June 15, 2021 | 09:16
U.S. Retail Sales and Producer Prices (May)
U.S. consumers took a breather in May but spent more at retail outlets than initially reported in April. Meantime, services spending is likely storming back as more businesses fully reopen and more vaccinated persons venture outside, and where pent-up demand is the highest.
Retail sales fell 1.3% in May, more than expected, but April's initial flat print was ratcheted up to a 0.9% increase. Total sales are now 18% above pre-pandemic levels. The decline in sales was fairly widespread due to the stimulus payments' hangover from March's spending spree (11.3%). Auto sales reversed most of the prior month's acceleration, partly due to model shortages stemming from earlier plant closures. Sales of furnishings, general merchandise and even non-store items retreated. The declines were partly offset by stronger sales of clothing and food. As well, gas station receipts bounced higher despite lower fuel costs in the month, as more travelers hit the roads and more workers returned to the office. And, restaurant/bar receipts jumped another 1.8%, pushing them above pre-pandemic levels. The control measure of retail sales that feeds into PCE fell 0.7% in May, though the prior month's sharp decline was whittled down to -0.4%.
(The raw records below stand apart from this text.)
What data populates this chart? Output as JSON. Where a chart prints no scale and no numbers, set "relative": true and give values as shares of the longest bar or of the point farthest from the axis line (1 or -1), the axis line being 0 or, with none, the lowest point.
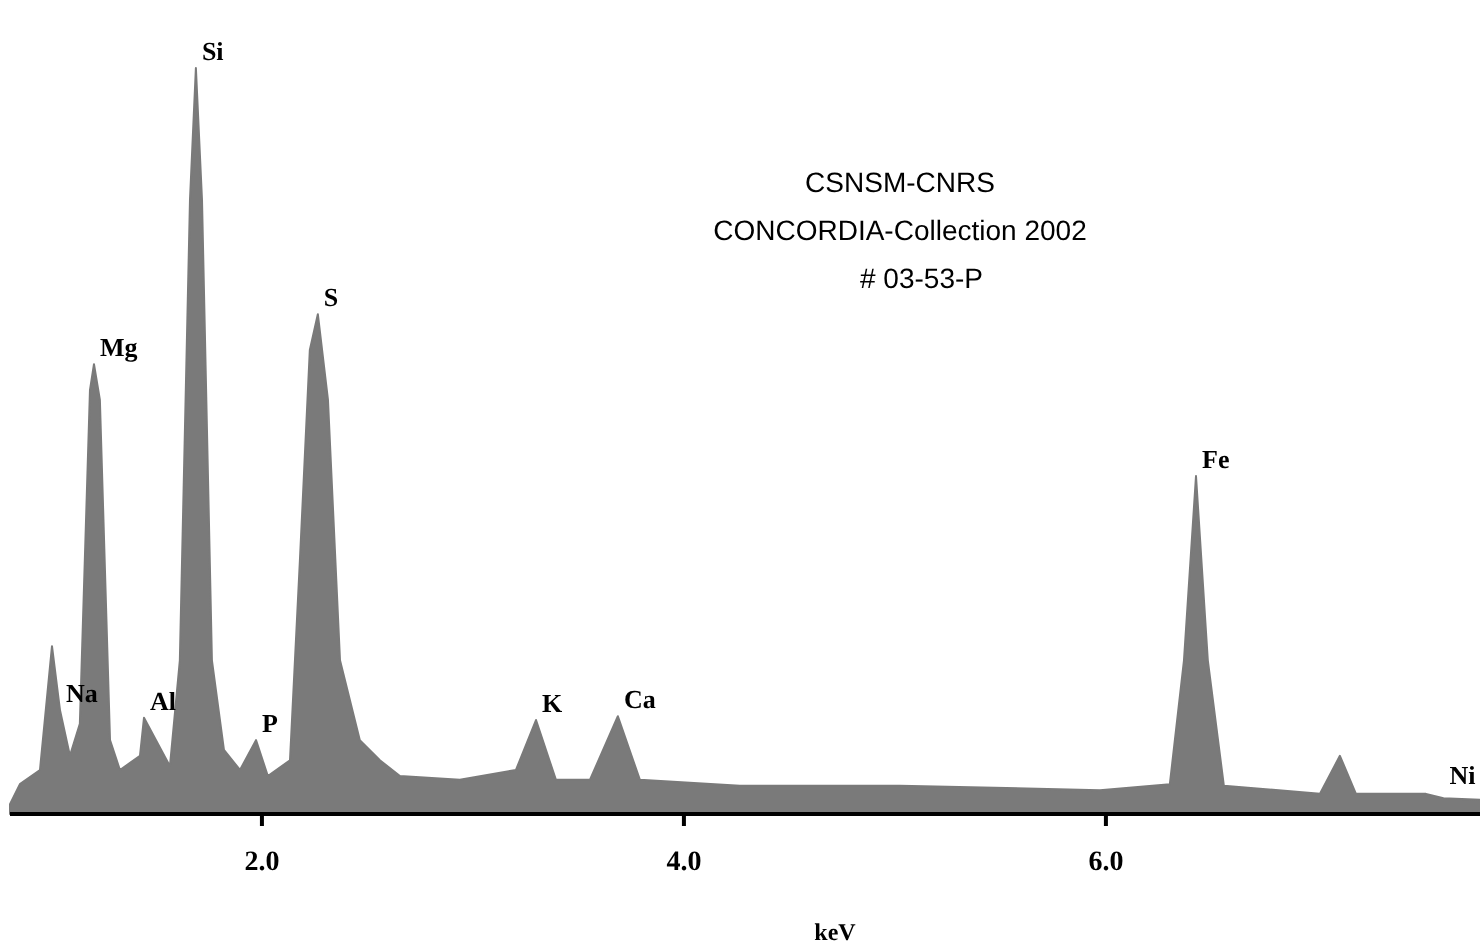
{
  "chart_data": {
    "type": "area",
    "relative": true,
    "xlabel": "keV",
    "x": [
      0.806,
      0.853,
      0.948,
      1.005,
      1.043,
      1.09,
      1.137,
      1.185,
      1.204,
      1.232,
      1.28,
      1.327,
      1.422,
      1.441,
      1.498,
      1.564,
      1.611,
      1.659,
      1.687,
      1.716,
      1.763,
      1.82,
      1.896,
      1.972,
      2.028,
      2.133,
      2.18,
      2.227,
      2.265,
      2.313,
      2.37,
      2.464,
      2.559,
      2.654,
      2.938,
      3.204,
      3.299,
      3.393,
      3.555,
      3.687,
      3.791,
      4.265,
      5.024,
      5.972,
      6.303,
      6.37,
      6.427,
      6.483,
      6.559,
      7.014,
      7.109,
      7.185,
      7.517,
      7.6,
      7.773
    ],
    "series": [
      {
        "color": "#7a7a7a",
        "values": [
          0.013,
          0.04,
          0.059,
          0.225,
          0.139,
          0.078,
          0.121,
          0.568,
          0.603,
          0.555,
          0.099,
          0.059,
          0.078,
          0.129,
          0.099,
          0.064,
          0.206,
          0.823,
          1.0,
          0.823,
          0.206,
          0.086,
          0.059,
          0.099,
          0.051,
          0.072,
          0.34,
          0.622,
          0.67,
          0.555,
          0.206,
          0.099,
          0.072,
          0.051,
          0.046,
          0.059,
          0.126,
          0.046,
          0.046,
          0.131,
          0.046,
          0.038,
          0.038,
          0.032,
          0.04,
          0.206,
          0.453,
          0.206,
          0.038,
          0.027,
          0.078,
          0.027,
          0.027,
          0.021,
          0.019
        ]
      }
    ],
    "xlim": [
      0.806,
      7.773
    ],
    "xticks": [
      {
        "value": 2,
        "label": "2.0"
      },
      {
        "value": 4,
        "label": "4.0"
      },
      {
        "value": 6,
        "label": "6.0"
      }
    ],
    "annotations": [
      {
        "text": "Mg",
        "x": 1.204,
        "y": 0.603
      },
      {
        "text": "Na",
        "x": 1.043,
        "y": 0.139
      },
      {
        "text": "Si",
        "x": 1.687,
        "y": 1.0
      },
      {
        "text": "Al",
        "x": 1.441,
        "y": 0.129
      },
      {
        "text": "P",
        "x": 1.972,
        "y": 0.099
      },
      {
        "text": "S",
        "x": 2.265,
        "y": 0.67
      },
      {
        "text": "K",
        "x": 3.299,
        "y": 0.126
      },
      {
        "text": "Ca",
        "x": 3.687,
        "y": 0.131
      },
      {
        "text": "Fe",
        "x": 6.427,
        "y": 0.453
      },
      {
        "text": "Ni",
        "x": 7.6,
        "y": 0.03
      },
      "CSNSM-CNRS",
      "CONCORDIA-Collection 2002",
      "# 03-53-P"
    ]
  }
}
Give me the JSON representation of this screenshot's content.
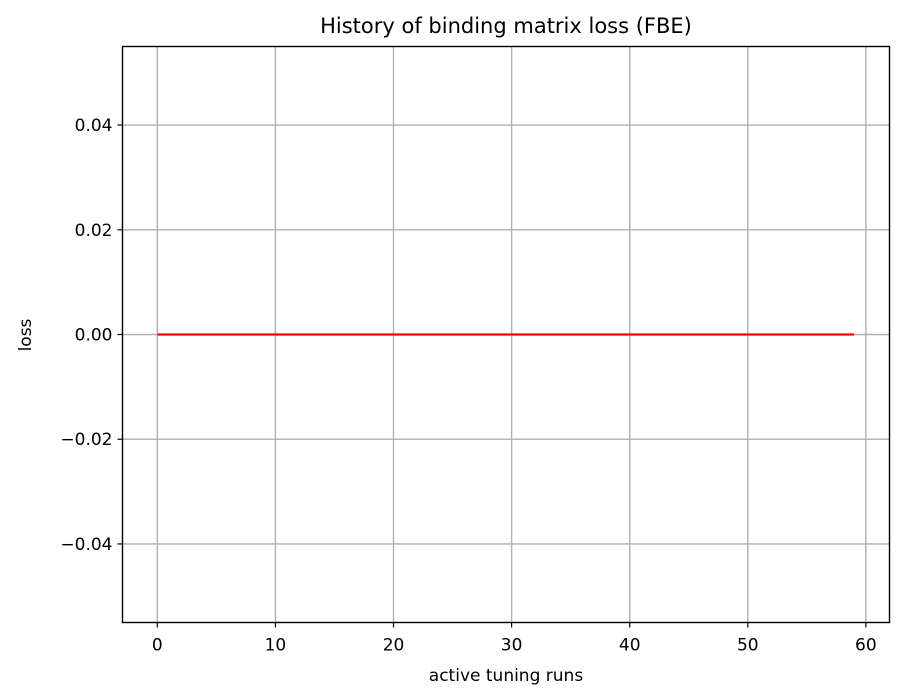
{
  "chart_data": {
    "type": "line",
    "title": "History of binding matrix loss (FBE)",
    "xlabel": "active tuning runs",
    "ylabel": "loss",
    "xlim": [
      -2.95,
      62.0
    ],
    "ylim": [
      -0.055,
      0.055
    ],
    "xticks": [
      0,
      10,
      20,
      30,
      40,
      50,
      60
    ],
    "yticks": [
      -0.04,
      -0.02,
      0.0,
      0.02,
      0.04
    ],
    "xtick_labels": [
      "0",
      "10",
      "20",
      "30",
      "40",
      "50",
      "60"
    ],
    "ytick_labels": [
      "−0.04",
      "−0.02",
      "0.00",
      "0.02",
      "0.04"
    ],
    "grid": true,
    "series": [
      {
        "color": "#ff0000",
        "x": [
          0,
          59
        ],
        "y": [
          0.0,
          0.0
        ]
      }
    ]
  }
}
For the first two months of Q2, retail sales are up 27.3% annualized from Q1, while control sales are up 14.7%. Of course the CPI has also ballooned 7.1%, but that still leaves total retail volumes with a roughly 20% annualized advance for the quarter. Assuming a rebound in June retail sales and a rotation of spending toward services, we still expect a hearty gain in Q2 consumer spending, though there is some downside risk to our current 10.7% call (and likewise to our 11.0% view on GDP).
Meantime, consumers will likely face a few more months of heated price increases, as the producer price index jumped another 0.8% in May, kicking the yearly rate up to 6.6% from 6.2% in April. Core prices rose 0.7% for yet another month, lifting its yearly rate to 4.8% from 4.1%.
The Fed will need to balance tentative signs of moderation in still-strong consumer spending with the raging price figures of late at the conclusion of its policy meeting tomorrow. Overall, the time for taper talk is nigh.